The day of reckoning can wait. The All Blacks have to again play five tests in five consecutive weekends and with only two specialist No 10s in the squad, Barrett and Mo'unga are going to share the workload on this coming tour.
It won't necessarily be an equal split, but Foster, two years out from the World Cup, is not going to be in any rush to make a hard commitment to either man being his preferred No 10.
Maybe this time next year he'll be more inclined to make that definitive call, but for now, he'll most likely treat the next five tests as an opportunity to assess how both players are responding to specific directives on where they respectively need to improve.
The race for the No 10 jersey won't end this tour, but it's important to acknowledge that it is a race, one in which Barrett may have edged ahead, despite not necessarily producing indisputably commanding performances against South Africa.
The rod with which Barrett's critics beat him is that he's uncomfortable playing against defensive linespeed.
He's a long-limbed, lean athlete whose body shape to some degree explains why his passing can be laboured and to an even greater extent, why he can be flat-footed and static in the face of an aggressive, rush defence.
Mo'unga is smaller, compact and nimble, brilliant at moving laterally which is often an essential skill when defenders are flying up, and he's technically neater and swifter in the art of distribution and generally more comfortable adopting a shallow alignment where he takes possession of the ball close to the gainline.
But it's too simplistic to extrapolate these traits into a compelling argument that Mo'unga is the better No 10 when confronted by defensive linespeed.
What Barrett's critics miss is that in the games he has struggled to impose himself against a rush defence – against Ireland in 2018 and South Africa on the Gold Coast – so too has Mo'unga when he's come off the bench to replace him.
Mo'unga may be better physically equipped to deal with linespeed and in possession of a slicker, more task-aligned skill-set, but he appears to suffer from what could be described as a saintly complex where he feels it's his responsibility alone to deliver all the attacking answers.
His tendency, as he showed again on the Gold Coast, is to back himself to buzz about in the heavy traffic and find a safe passage through it, but the net result is typically that his distribution dries up, his vision narrows and he runs into the same dead ends as Barrett.

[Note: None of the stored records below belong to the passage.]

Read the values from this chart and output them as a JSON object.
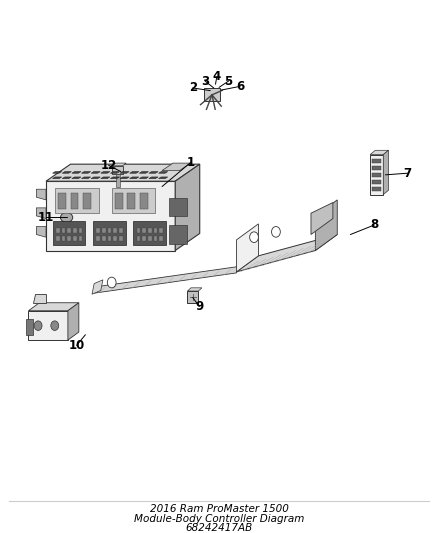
{
  "title": "2016 Ram ProMaster 1500\nModule-Body Controller Diagram\n68242417AB",
  "background_color": "#ffffff",
  "text_color": "#000000",
  "line_color": "#000000",
  "label_fontsize": 8.5,
  "title_fontsize": 7.5,
  "border_color": "#aaaaaa",
  "parts_labels": {
    "1": [
      0.435,
      0.695,
      0.37,
      0.65
    ],
    "2": [
      0.44,
      0.835,
      0.48,
      0.83
    ],
    "3": [
      0.468,
      0.848,
      0.488,
      0.835
    ],
    "4": [
      0.495,
      0.856,
      0.492,
      0.842
    ],
    "5": [
      0.522,
      0.848,
      0.5,
      0.836
    ],
    "6": [
      0.548,
      0.838,
      0.505,
      0.831
    ],
    "7": [
      0.93,
      0.675,
      0.88,
      0.672
    ],
    "8": [
      0.855,
      0.578,
      0.8,
      0.56
    ],
    "9": [
      0.455,
      0.425,
      0.44,
      0.442
    ],
    "10": [
      0.175,
      0.352,
      0.195,
      0.372
    ],
    "11": [
      0.105,
      0.592,
      0.153,
      0.592
    ],
    "12": [
      0.248,
      0.69,
      0.276,
      0.678
    ]
  }
}
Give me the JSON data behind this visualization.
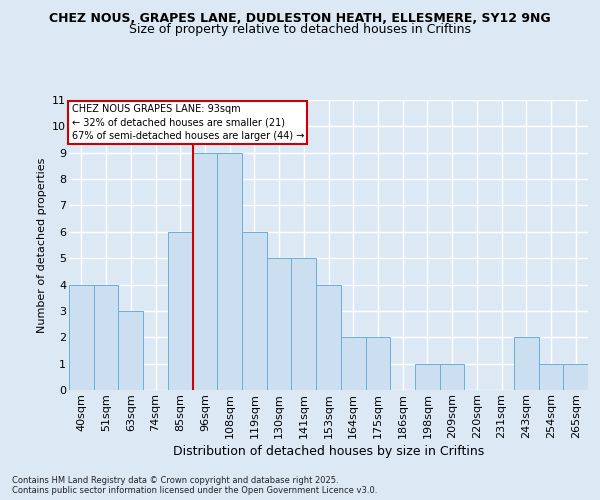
{
  "title1": "CHEZ NOUS, GRAPES LANE, DUDLESTON HEATH, ELLESMERE, SY12 9NG",
  "title2": "Size of property relative to detached houses in Criftins",
  "xlabel": "Distribution of detached houses by size in Criftins",
  "ylabel": "Number of detached properties",
  "bar_labels": [
    "40sqm",
    "51sqm",
    "63sqm",
    "74sqm",
    "85sqm",
    "96sqm",
    "108sqm",
    "119sqm",
    "130sqm",
    "141sqm",
    "153sqm",
    "164sqm",
    "175sqm",
    "186sqm",
    "198sqm",
    "209sqm",
    "220sqm",
    "231sqm",
    "243sqm",
    "254sqm",
    "265sqm"
  ],
  "bar_values": [
    4,
    4,
    3,
    0,
    6,
    9,
    9,
    6,
    5,
    5,
    4,
    2,
    2,
    0,
    1,
    1,
    0,
    0,
    2,
    1,
    1
  ],
  "bar_color": "#ccdff0",
  "bar_edge_color": "#6aaed6",
  "ref_line_value": 4.5,
  "ref_line_color": "#cc0000",
  "annotation_text": "CHEZ NOUS GRAPES LANE: 93sqm\n← 32% of detached houses are smaller (21)\n67% of semi-detached houses are larger (44) →",
  "annotation_box_facecolor": "#ffffff",
  "annotation_box_edgecolor": "#cc0000",
  "ylim": [
    0,
    11
  ],
  "yticks": [
    0,
    1,
    2,
    3,
    4,
    5,
    6,
    7,
    8,
    9,
    10,
    11
  ],
  "footer": "Contains HM Land Registry data © Crown copyright and database right 2025.\nContains public sector information licensed under the Open Government Licence v3.0.",
  "bg_color": "#dce9f5",
  "plot_bg_color": "#dce9f5",
  "grid_color": "#ffffff",
  "title_fontsize": 9,
  "subtitle_fontsize": 9,
  "ylabel_fontsize": 8,
  "xlabel_fontsize": 9,
  "tick_fontsize": 8,
  "annot_fontsize": 7,
  "footer_fontsize": 6
}
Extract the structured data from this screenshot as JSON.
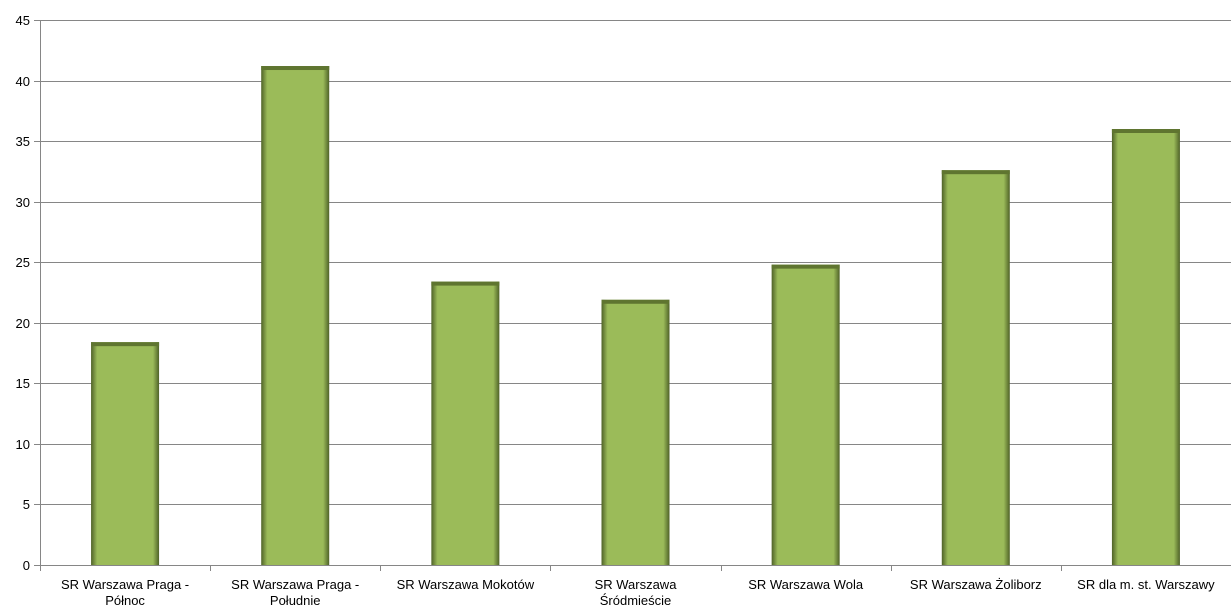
{
  "chart_data": {
    "type": "bar",
    "categories": [
      [
        "SR Warszawa Praga -",
        "Północ"
      ],
      [
        "SR Warszawa Praga -",
        "Południe"
      ],
      [
        "SR Warszawa Mokotów"
      ],
      [
        "SR Warszawa",
        "Śródmieście"
      ],
      [
        "SR Warszawa Wola"
      ],
      [
        "SR Warszawa Żoliborz"
      ],
      [
        "SR dla m. st. Warszawy"
      ]
    ],
    "values": [
      18.4,
      41.2,
      23.4,
      21.9,
      24.8,
      32.6,
      36.0
    ],
    "y_ticks": [
      "0",
      "5",
      "10",
      "15",
      "20",
      "25",
      "30",
      "35",
      "40",
      "45"
    ],
    "ylim": [
      0,
      45
    ],
    "grid": true,
    "legend": "none",
    "colors": {
      "bar": "#9bbb59",
      "bar_dark": "#4f6228",
      "bar_top": "#5f7530",
      "grid": "#868686",
      "axis": "#868686"
    }
  }
}
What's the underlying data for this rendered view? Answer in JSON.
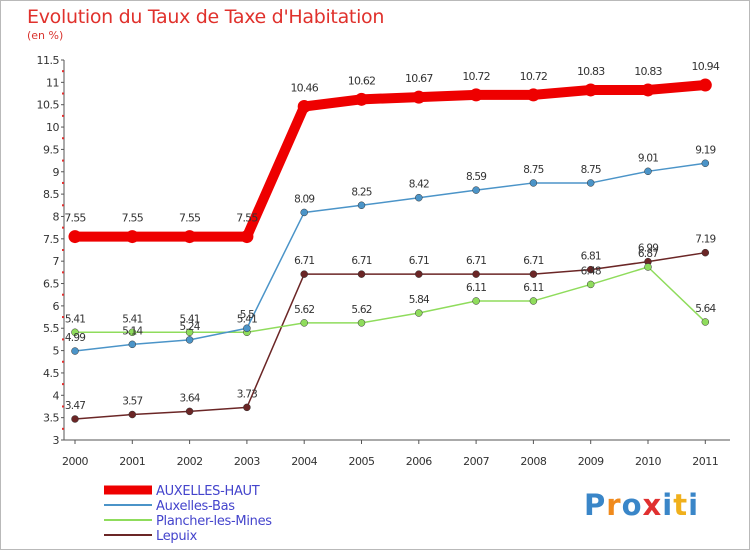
{
  "chart_data": {
    "type": "line",
    "title": "Evolution du Taux de Taxe d'Habitation",
    "subtitle": "(en %)",
    "x": [
      "2000",
      "2001",
      "2002",
      "2003",
      "2004",
      "2005",
      "2006",
      "2007",
      "2008",
      "2009",
      "2010",
      "2011"
    ],
    "ylim": [
      3,
      11.5
    ],
    "yticks": [
      "3",
      "3.5",
      "4",
      "4.5",
      "5",
      "5.5",
      "6",
      "6.5",
      "7",
      "7.5",
      "8",
      "8.5",
      "9",
      "9.5",
      "10",
      "10.5",
      "11",
      "11.5"
    ],
    "grid": false,
    "legend_position": "bottom-left",
    "series": [
      {
        "name": "AUXELLES-HAUT",
        "color": "#ee0000",
        "values": [
          7.55,
          7.55,
          7.55,
          7.55,
          10.46,
          10.62,
          10.67,
          10.72,
          10.72,
          10.83,
          10.83,
          10.94
        ],
        "labels": [
          "7.55",
          "7.55",
          "7.55",
          "7.55",
          "10.46",
          "10.62",
          "10.67",
          "10.72",
          "10.72",
          "10.83",
          "10.83",
          "10.94"
        ]
      },
      {
        "name": "Auxelles-Bas",
        "color": "#4b94c8",
        "values": [
          4.99,
          5.14,
          5.24,
          5.5,
          8.09,
          8.25,
          8.42,
          8.59,
          8.75,
          8.75,
          9.01,
          9.19
        ],
        "labels": [
          "4.99",
          "5.14",
          "5.24",
          "5.5",
          "8.09",
          "8.25",
          "8.42",
          "8.59",
          "8.75",
          "8.75",
          "9.01",
          "9.19"
        ]
      },
      {
        "name": "Plancher-les-Mines",
        "color": "#8fdc5c",
        "values": [
          5.41,
          5.41,
          5.41,
          5.41,
          5.62,
          5.62,
          5.84,
          6.11,
          6.11,
          6.48,
          6.87,
          5.64
        ],
        "labels": [
          "5.41",
          "5.41",
          "5.41",
          "5.41",
          "5.62",
          "5.62",
          "5.84",
          "6.11",
          "6.11",
          "6.48",
          "6.87",
          "5.64"
        ]
      },
      {
        "name": "Lepuix",
        "color": "#6b2626",
        "values": [
          3.47,
          3.57,
          3.64,
          3.73,
          6.71,
          6.71,
          6.71,
          6.71,
          6.71,
          6.81,
          6.99,
          7.19
        ],
        "labels": [
          "3.47",
          "3.57",
          "3.64",
          "3.73",
          "6.71",
          "6.71",
          "6.71",
          "6.71",
          "6.71",
          "6.81",
          "6.99",
          "7.19"
        ]
      }
    ]
  },
  "logo": {
    "text": "Proxiti",
    "letters": [
      "P",
      "r",
      "o",
      "x",
      "i",
      "t",
      "i"
    ],
    "colors": [
      "#3a86c8",
      "#f08a1c",
      "#3a86c8",
      "#e03030",
      "#3a86c8",
      "#f0b01c",
      "#3a86c8"
    ]
  }
}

Why Barrett may be slightly favoured at the moment is because he's shown a greater understanding of what the art of play-making entails and specifically how it pertains to countering a rush defence.
He may lack the fluidity and agility of Mo'unga, but he counters that with his greater appreciation of how and when to adjust his alignment and pose defences with a greater variety of questions.
His performance in Perth would rank as the best by an All Blacks No 10 this season because of the way he sporadically dropped into a deeper position when he felt the Wallaby defence was dominating and turned them with his kicking game, while being prepared at other times to take the ball, at pace, on the gainline and offload out of the weak tackles he invariably forced.
He kept the Wallabies defence guessing, astutely changing his depth and his option-taking to ensure he mostly played with time and space.
And the art of being a first-five largely comes down to just that – of subtly mixing up the attacking alignment.
It's about reading the defence to know when to stand deep, when to take the ball flat and how to effectively marry pass, run and kick to those alignments.
Both Barrett and Mo'unga would currently be classified as works in progress, with the former, probably due to his greater test experience in the role, the more consistent at delivering the right mix at the right times.
That status is unlikely to change for either this year and the big Hollywood moment where Foster has to declare his allegiance to one or other will continue to be the stuff of fiction for a while yet.